The loss of the Ritz and Blue Moon in the 1960s likely contributed to the loss of the neighborhood's night life. In an effort to revive this section of town and to remove “blighting influences,” the city launched an effort to acquire the buildings in the area. Black businesses were initially excited about this project, until they realized they were not being involved.
Picture
Swift and Co. Poultry Dressing
1958
Walter Thurston Photograph Collection (2016.096)
​Edward H. Nabb Research Center for Delmarva History & Culture 
Charles Jones and Joseph Sample, a barbershop owner, thought they were going to be included in revitalization, but instead found themselves pushed out when it became apparent they could not afford the higher rent that it would bring. Jones vented his frustrations to the press, saying “they’re pushing you further and further away, block by block.” Eventually, the pair relocated to Booth Street. By the end of the 20th century, little remained of this lively entertainment district.
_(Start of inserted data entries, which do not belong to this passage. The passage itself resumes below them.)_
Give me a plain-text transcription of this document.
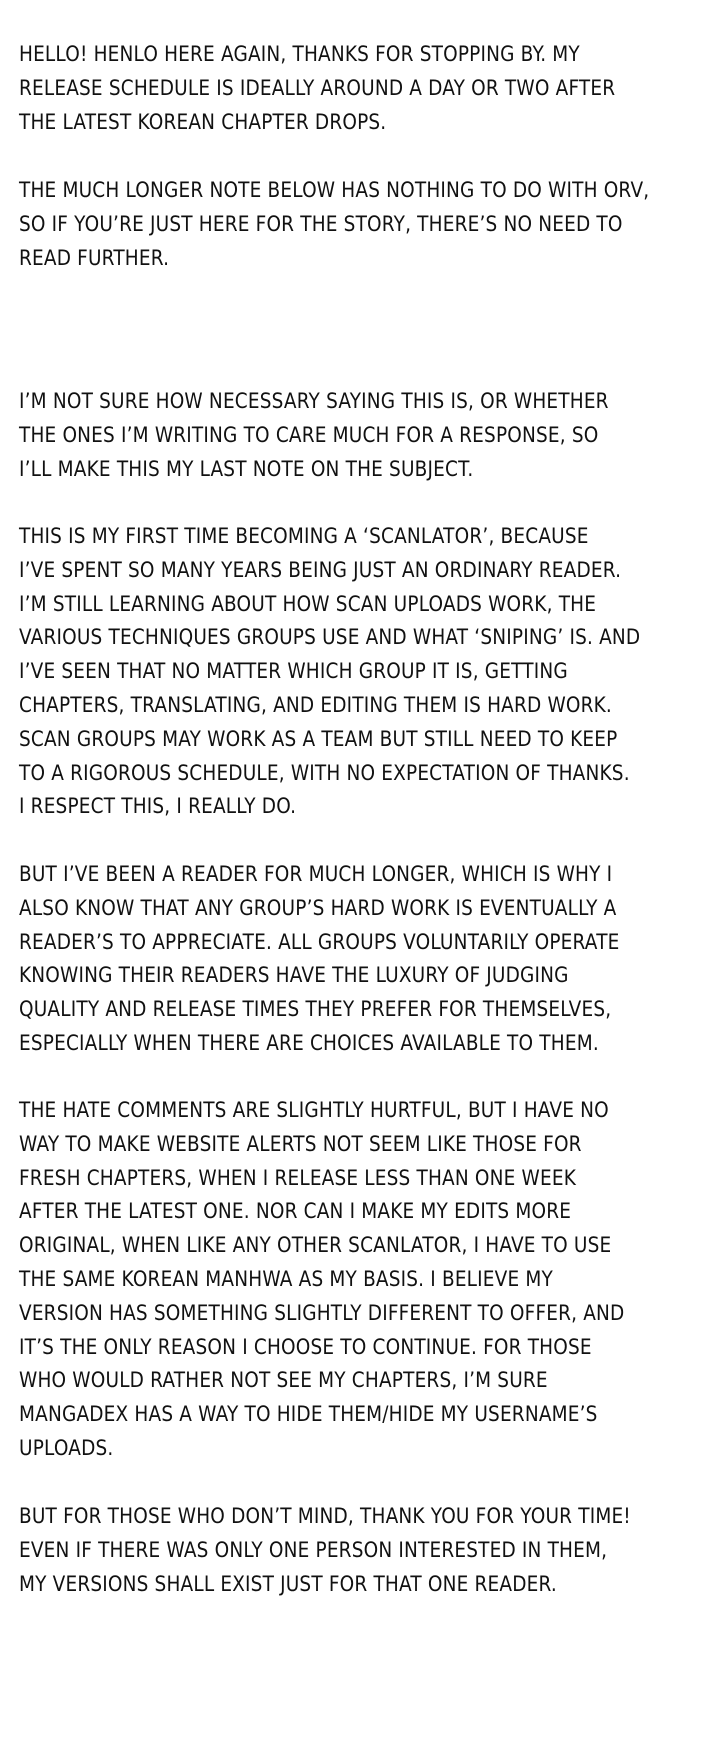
HELLO! HENLO HERE AGAIN, THANKS FOR STOPPING BY. MY
RELEASE SCHEDULE IS IDEALLY AROUND A DAY OR TWO AFTER
THE LATEST KOREAN CHAPTER DROPS.

THE MUCH LONGER NOTE BELOW HAS NOTHING TO DO WITH ORV,
SO IF YOU’RE JUST HERE FOR THE STORY, THERE’S NO NEED TO
READ FURTHER.

I’M NOT SURE HOW NECESSARY SAYING THIS IS, OR WHETHER
THE ONES I’M WRITING TO CARE MUCH FOR A RESPONSE, SO
I’LL MAKE THIS MY LAST NOTE ON THE SUBJECT.

THIS IS MY FIRST TIME BECOMING A ‘SCANLATOR’, BECAUSE
I’VE SPENT SO MANY YEARS BEING JUST AN ORDINARY READER.
I’M STILL LEARNING ABOUT HOW SCAN UPLOADS WORK, THE
VARIOUS TECHNIQUES GROUPS USE AND WHAT ‘SNIPING’ IS. AND
I’VE SEEN THAT NO MATTER WHICH GROUP IT IS, GETTING
CHAPTERS, TRANSLATING, AND EDITING THEM IS HARD WORK.
SCAN GROUPS MAY WORK AS A TEAM BUT STILL NEED TO KEEP
TO A RIGOROUS SCHEDULE, WITH NO EXPECTATION OF THANKS.
I RESPECT THIS, I REALLY DO.

BUT I’VE BEEN A READER FOR MUCH LONGER, WHICH IS WHY I
ALSO KNOW THAT ANY GROUP’S HARD WORK IS EVENTUALLY A
READER’S TO APPRECIATE. ALL GROUPS VOLUNTARILY OPERATE
KNOWING THEIR READERS HAVE THE LUXURY OF JUDGING
QUALITY AND RELEASE TIMES THEY PREFER FOR THEMSELVES,
ESPECIALLY WHEN THERE ARE CHOICES AVAILABLE TO THEM.

THE HATE COMMENTS ARE SLIGHTLY HURTFUL, BUT I HAVE NO
WAY TO MAKE WEBSITE ALERTS NOT SEEM LIKE THOSE FOR
FRESH CHAPTERS, WHEN I RELEASE LESS THAN ONE WEEK
AFTER THE LATEST ONE. NOR CAN I MAKE MY EDITS MORE
ORIGINAL, WHEN LIKE ANY OTHER SCANLATOR, I HAVE TO USE
THE SAME KOREAN MANHWA AS MY BASIS. I BELIEVE MY
VERSION HAS SOMETHING SLIGHTLY DIFFERENT TO OFFER, AND
IT’S THE ONLY REASON I CHOOSE TO CONTINUE. FOR THOSE
WHO WOULD RATHER NOT SEE MY CHAPTERS, I’M SURE
MANGADEX HAS A WAY TO HIDE THEM/HIDE MY USERNAME’S
UPLOADS.

BUT FOR THOSE WHO DON’T MIND, THANK YOU FOR YOUR TIME!
EVEN IF THERE WAS ONLY ONE PERSON INTERESTED IN THEM,
MY VERSIONS SHALL EXIST JUST FOR THAT ONE READER.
Reportedly, there were around 25 businesses in California that had disappeared. Thankfully, the Franklin Hotel and perhaps a few scattered buildings remain as a reminder of the former hub of Black life.
As if repeating history, another highway was constructed near a predominantly Black neighborhood: the Route 50 bypass. Completed in the early 2000s, this bypass ran through the Jersey Heights community. While the Jersey Heights Neighborhood Association challenged its construction through the court system and were able to secure improvements for the community, it ultimately did not alter the course of the bypass. Understandably, Shanie Shields feels that every highway built comes through “our community” and displaces them.
Not all hope is lost, however, and the positive memories of these communities live on through community members who either remember or who have learned about their histories. African Americans in Salisbury built their own communities where they experienced joy, went to school, saw movies with their friends and families, frequented clubs, attended church, and even interacted with their white neighbors. These communities chose to push forward and help each other to build something for themselves. They were self-sufficient and able to survive independently. As Shanie Shields put it, the “Black community did more for each other than depending” on others. This spirit survives today and serve as a testament to what can be accomplished when a community comes together to overcome hardships. This fighting spirit are reflected in efforts to preserve their history through projects like the Chipman Cultural Center, the Church Street Murals, interpretive signage, political activism, and efforts to acknowledge the good and bad of our shared past.